Call of Pripyat has no cohesive endgame. Its main plot/mystery (why did a bunch of military helicopters crash in the zone?) is unexciting, and the endgame enemies aren’t as inventive or scary as the early bloodsuckers and snorks. Part of the problem lies in the city of Pripyat itself. Most of the apartments and stores in Pripyat are massive, non-interactive boxes. It doesn’t feel like a city, it feels like a giant lego set, a cluster of nicely-textured rocks. Every once in a while (mostly when there’s a giant white circle on the PDA’s map), you can enter a building and kill its residents. Chances are, there will be 20 or so of them, an they’ll pour through the halls to get at you, walking into your steady, fully-upgraded fire. It’s boring, and it’s about as far from everything unique and interesting about Stalker as one can get.
This is mostly due to balancing issues.
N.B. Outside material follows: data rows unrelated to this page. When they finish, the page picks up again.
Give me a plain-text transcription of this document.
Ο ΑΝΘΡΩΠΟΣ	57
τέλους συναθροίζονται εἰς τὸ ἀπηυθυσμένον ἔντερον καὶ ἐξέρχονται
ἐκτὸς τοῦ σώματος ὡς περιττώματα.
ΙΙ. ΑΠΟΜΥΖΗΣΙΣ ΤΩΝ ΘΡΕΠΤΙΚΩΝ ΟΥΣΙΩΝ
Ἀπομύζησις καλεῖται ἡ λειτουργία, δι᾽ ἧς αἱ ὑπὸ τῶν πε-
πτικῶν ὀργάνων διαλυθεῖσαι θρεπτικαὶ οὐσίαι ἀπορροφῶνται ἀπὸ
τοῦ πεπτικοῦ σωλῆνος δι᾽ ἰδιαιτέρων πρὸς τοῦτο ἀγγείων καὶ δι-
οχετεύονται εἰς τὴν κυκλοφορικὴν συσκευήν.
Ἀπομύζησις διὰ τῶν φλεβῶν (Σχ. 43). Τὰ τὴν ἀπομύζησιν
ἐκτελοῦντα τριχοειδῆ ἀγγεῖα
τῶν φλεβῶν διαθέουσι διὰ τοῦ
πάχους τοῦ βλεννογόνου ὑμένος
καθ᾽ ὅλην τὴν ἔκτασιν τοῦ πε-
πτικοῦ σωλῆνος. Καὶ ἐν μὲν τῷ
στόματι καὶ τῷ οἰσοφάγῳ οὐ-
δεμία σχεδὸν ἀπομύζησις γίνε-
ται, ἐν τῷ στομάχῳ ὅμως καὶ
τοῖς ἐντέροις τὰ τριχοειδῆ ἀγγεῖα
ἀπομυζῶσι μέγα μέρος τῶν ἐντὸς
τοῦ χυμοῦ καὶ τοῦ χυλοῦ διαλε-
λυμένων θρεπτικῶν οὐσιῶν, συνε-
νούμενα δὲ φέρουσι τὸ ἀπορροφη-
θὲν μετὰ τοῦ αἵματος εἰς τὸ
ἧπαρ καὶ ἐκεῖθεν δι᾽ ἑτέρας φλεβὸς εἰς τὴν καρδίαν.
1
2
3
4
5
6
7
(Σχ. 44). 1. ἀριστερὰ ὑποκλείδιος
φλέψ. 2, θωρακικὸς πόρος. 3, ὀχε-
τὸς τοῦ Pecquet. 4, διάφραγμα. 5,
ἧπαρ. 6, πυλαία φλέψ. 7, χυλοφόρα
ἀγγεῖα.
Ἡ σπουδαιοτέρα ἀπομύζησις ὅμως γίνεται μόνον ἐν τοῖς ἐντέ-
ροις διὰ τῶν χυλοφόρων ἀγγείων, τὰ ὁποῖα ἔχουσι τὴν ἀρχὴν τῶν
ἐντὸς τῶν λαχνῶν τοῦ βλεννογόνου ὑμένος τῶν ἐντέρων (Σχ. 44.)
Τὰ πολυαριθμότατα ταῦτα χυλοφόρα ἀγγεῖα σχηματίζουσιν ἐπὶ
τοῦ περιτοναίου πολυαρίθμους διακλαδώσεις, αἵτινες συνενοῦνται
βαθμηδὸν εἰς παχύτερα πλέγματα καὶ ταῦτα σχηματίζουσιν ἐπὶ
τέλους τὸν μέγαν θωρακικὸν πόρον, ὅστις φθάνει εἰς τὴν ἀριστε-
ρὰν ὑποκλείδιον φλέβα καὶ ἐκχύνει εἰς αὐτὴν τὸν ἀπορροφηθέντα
The enemies, missions, and anomalies in Pripyat are no match for a fully upgraded player (and it’s not that tough to get all of the upgrades). Still, the game also loses that signature menace and sense of isolation that make it so affecting during its first two thirds. If Call of Pripyat were to end as convincingly as it opened, it would have to introduce some actually mysterious, frightening new antagonists, and find a way to balance the combat so late-game battles weren’t giant shooting galleries. If Stalker 2 can manage this (and if it can create cities that aren’t full of our old enemies, the ever-locked doors), then it could surpass all of its predecessors.